Meteorologists face long odds in accurately predicting the weather, particularly in the Washington area where a botched snow forecast can mean drivers stranded on Chain Bridge Road for 6 hours or thousands of federal workers hunkered down at home against “snowquester” with only a dusting on the lawn.
One thing meteorologists are familiar with is uncertainty. Today, so are those inside the Beltway as they come to grips with the true impact of billions of dollars in across-the-board spending cuts that begin to take effect this week.
Within the defense industry, contractors are on guard. Pentagon planners are too, careful of eroding the defense industrial base.

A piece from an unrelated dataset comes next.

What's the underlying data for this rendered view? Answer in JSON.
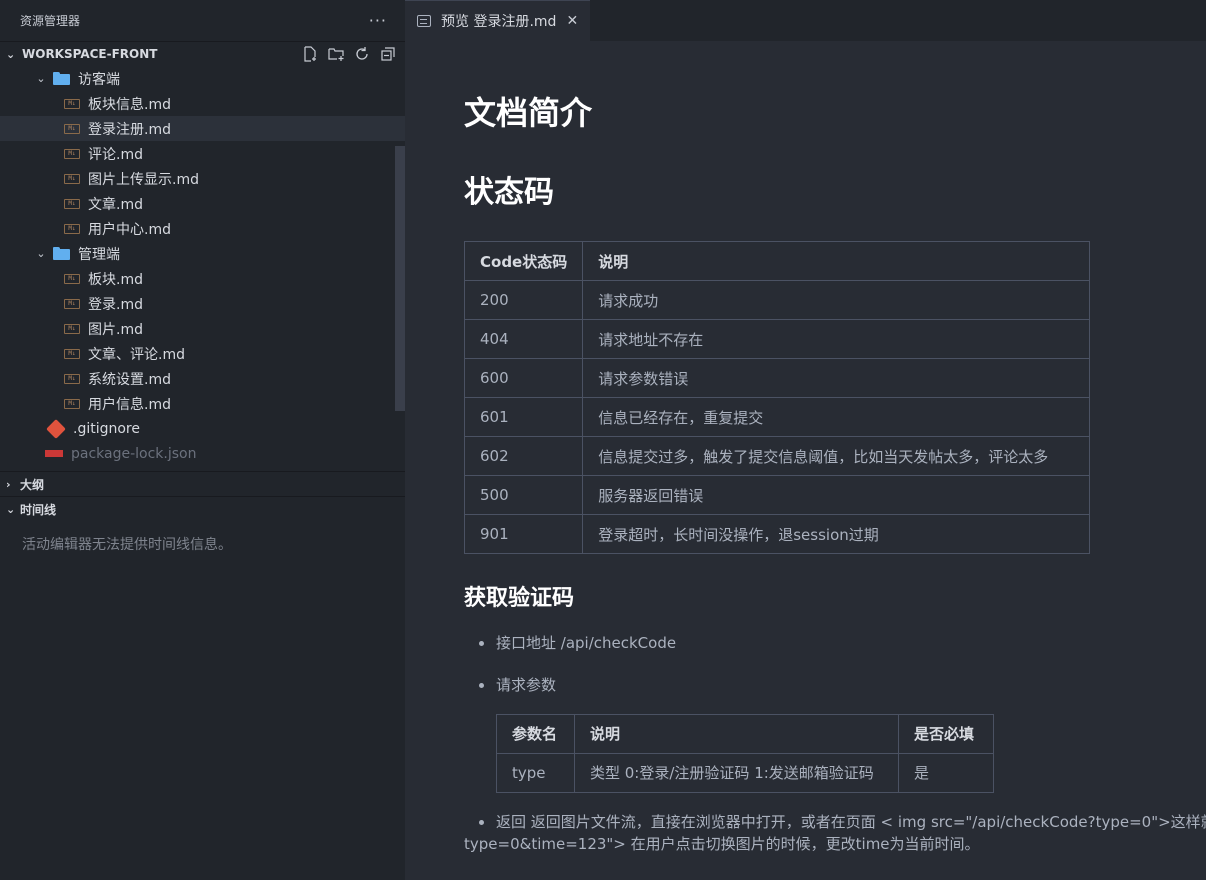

The Pentagon’s top weapons buyer wrote to industry executives this week that spending on research and development and testing and evaluation will need to be cut by $18 billion this year. This kind of funding, referred to as the investment account, is a mainstay of the defense industry’s business model.
“Given the uncertainty we face, the Department will take action in the near term to mitigate budget execution risk to the extent possible; however, damage to the Department and to industry is unfortunately unavoidable at this point,” wrote Frank Kendall, Under Secretary of Defense for Acquisition Technology and Logistics in the March 4 letter.
This is just the beginning of a cycle in the industry where companies and Pentagon planners are going to have to learn to live with uncertainty.